I came across the following sentence in a comment on this question: Local existence of parallel vector field
"the existence of a parallel vector field is equivalent to the condition that the metric splits locally into a Riemannian product of a one-dimensional manifold and an (n−1)-dimensional one. This implies, in particular, that the sectional curvatures of planes containing V are all zero."
and I want to know what the poster mean by the metric splitting locally into a Riemannian product and what that has to do with sectional curvatures.
The metric splitting locally means that you can pick local coordinates around any point $p$ such that in those coordinates, the metric tensor looks like a block matrix which is the direct sum of a $1 \times 1$ matrix and an $(n-1) \times (n-1)$ matrix.
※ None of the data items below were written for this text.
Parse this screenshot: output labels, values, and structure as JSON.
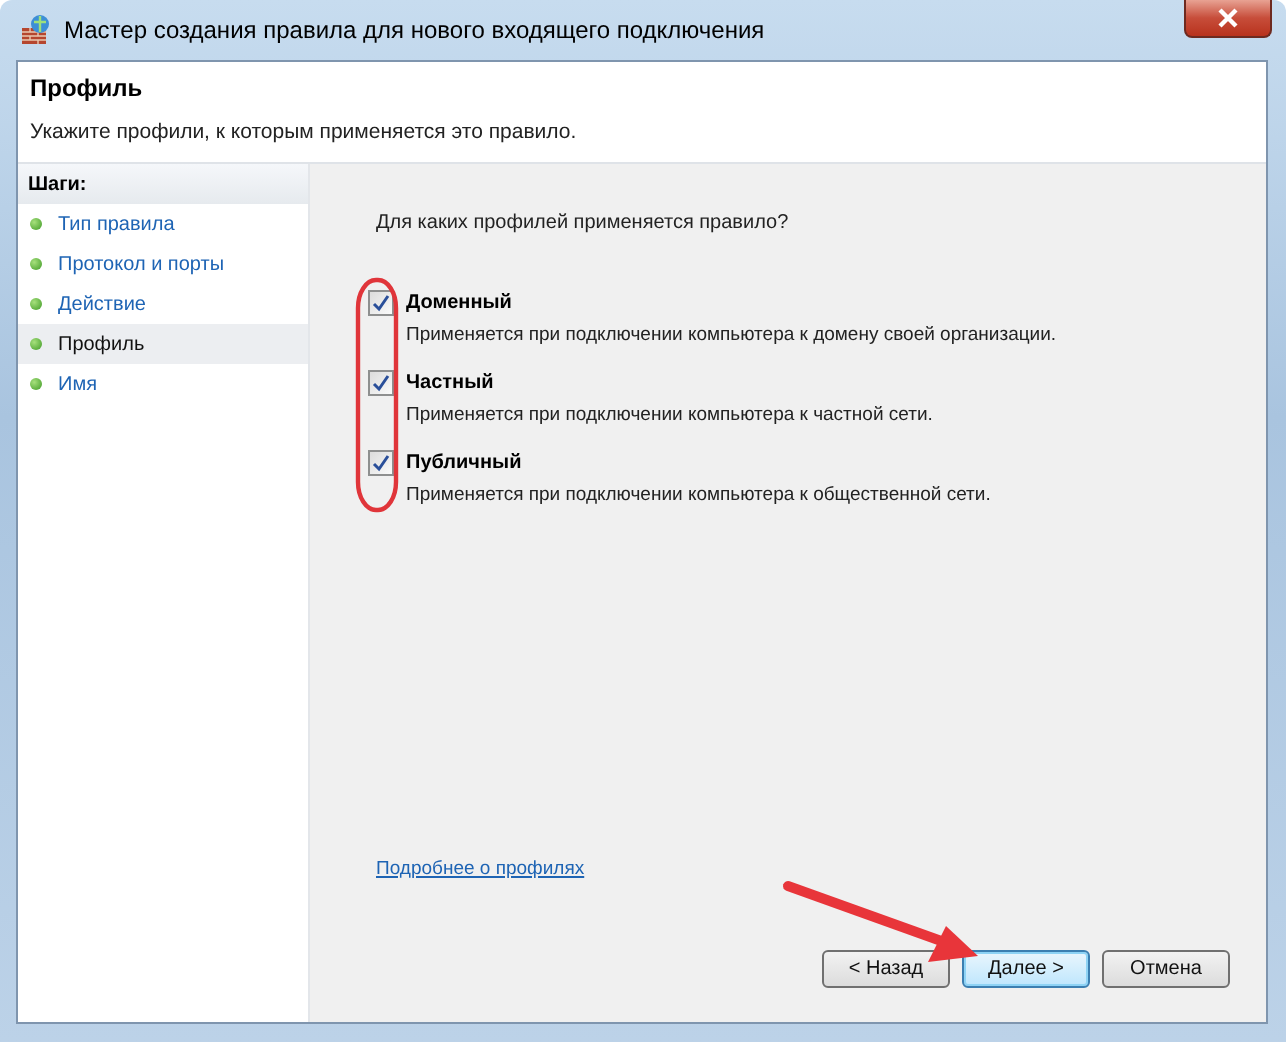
{
  "window": {
    "title": "Мастер создания правила для нового входящего подключения"
  },
  "header": {
    "title": "Профиль",
    "subtitle": "Укажите профили, к которым применяется это правило."
  },
  "steps": {
    "heading": "Шаги:",
    "items": [
      {
        "label": "Тип правила",
        "selected": false
      },
      {
        "label": "Протокол и порты",
        "selected": false
      },
      {
        "label": "Действие",
        "selected": false
      },
      {
        "label": "Профиль",
        "selected": true
      },
      {
        "label": "Имя",
        "selected": false
      }
    ]
  },
  "question": "Для каких профилей применяется правило?",
  "profiles": [
    {
      "label": "Доменный",
      "description": "Применяется при подключении компьютера к домену своей организации.",
      "checked": true
    },
    {
      "label": "Частный",
      "description": "Применяется при подключении компьютера к частной сети.",
      "checked": true
    },
    {
      "label": "Публичный",
      "description": "Применяется при подключении компьютера к общественной сети.",
      "checked": true
    }
  ],
  "link": "Подробнее о профилях",
  "buttons": [
    {
      "label": "< Назад",
      "default": false
    },
    {
      "label": "Далее >",
      "default": true
    },
    {
      "label": "Отмена",
      "default": false
    }
  ],
  "annotations": {
    "highlight_oval": true,
    "pointer_arrow": true
  }
}
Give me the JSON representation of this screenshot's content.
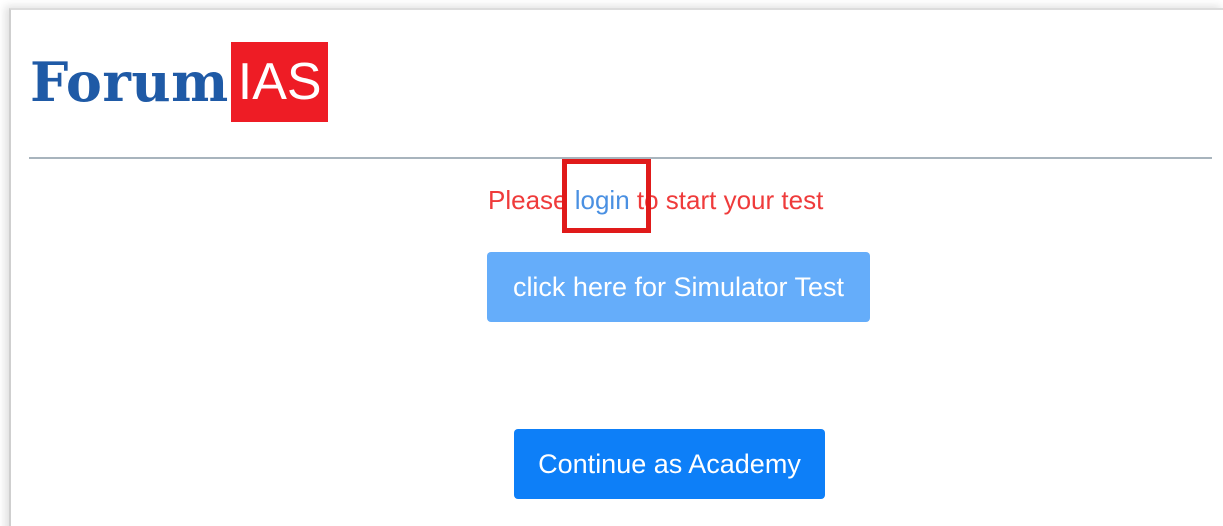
{
  "logo": {
    "part1": "Forum",
    "part2": "IAS",
    "colors": {
      "forum_text": "#1f5aa6",
      "ias_background": "#ee1c25"
    }
  },
  "notice": {
    "prefix": "Please ",
    "link": "login",
    "suffix": " to start your test",
    "text_color": "#ef3b3b",
    "link_color": "#4a90e2"
  },
  "buttons": {
    "simulator_label": "click here for Simulator Test",
    "academy_label": "Continue as Academy",
    "simulator_color": "#65adfa",
    "academy_color": "#0d7ff8"
  },
  "annotation": {
    "highlight_color": "#e01a1a"
  }
}
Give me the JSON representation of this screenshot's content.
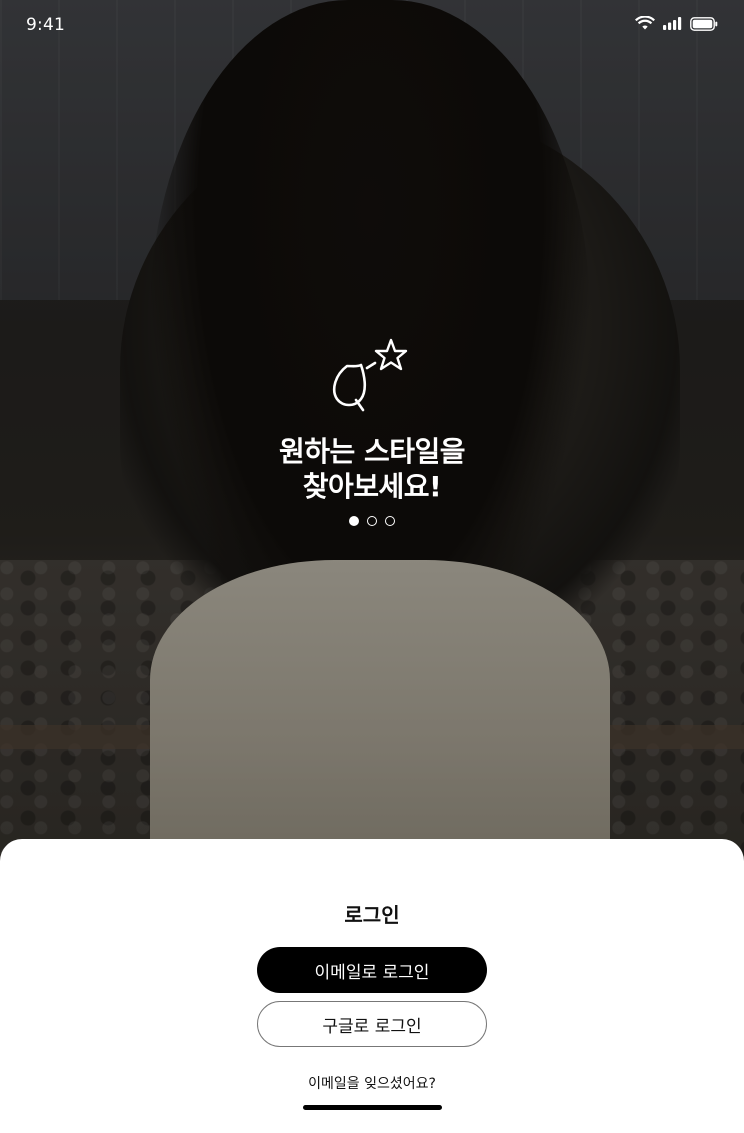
{
  "status_bar": {
    "time": "9:41"
  },
  "onboarding": {
    "title_line1": "원하는 스타일을",
    "title_line2": "찾아보세요!",
    "page_indicator": {
      "total": 3,
      "active_index": 0
    }
  },
  "login": {
    "title": "로그인",
    "email_button": "이메일로 로그인",
    "google_button": "구글로 로그인",
    "forgot_link": "이메일을 잊으셨어요?"
  },
  "icons": [
    "wifi-icon",
    "signal-icon",
    "battery-icon",
    "leaf-star-logo-icon"
  ],
  "colors": {
    "primary_button": "#000000",
    "sheet_background": "#ffffff",
    "hero_text": "#ffffff"
  }
}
Observe that this isn't very hard to do for a single point, in fact, at a point, the key information we're getting out of this is that we can write the metric tensor in this form in an entire neighbourhood.
In particular, this implies that if we just restrict our attention to the coordinate neighbourhood, the neighbourhood can be written as a product of a $1$-dimensional Riemannian manifold, and an $(n-1)$-dimensional Riemannian manifold, since the metric decomposes in a nice manner.
Now if you pick any pair of orthogonal vectors at $p$, one of which is the tangent vector corresponding to the $1$-dimensional subspace, and flow along all linear combinations of the two vectors, you'll span out a surface whose scalar curvature is the sectional curvature along the two vectors. The key point to note here is that the Riemannian metric on the spanned surface will essentially be the Euclidean metric, which has $0$ scalar curvature, which means you're done.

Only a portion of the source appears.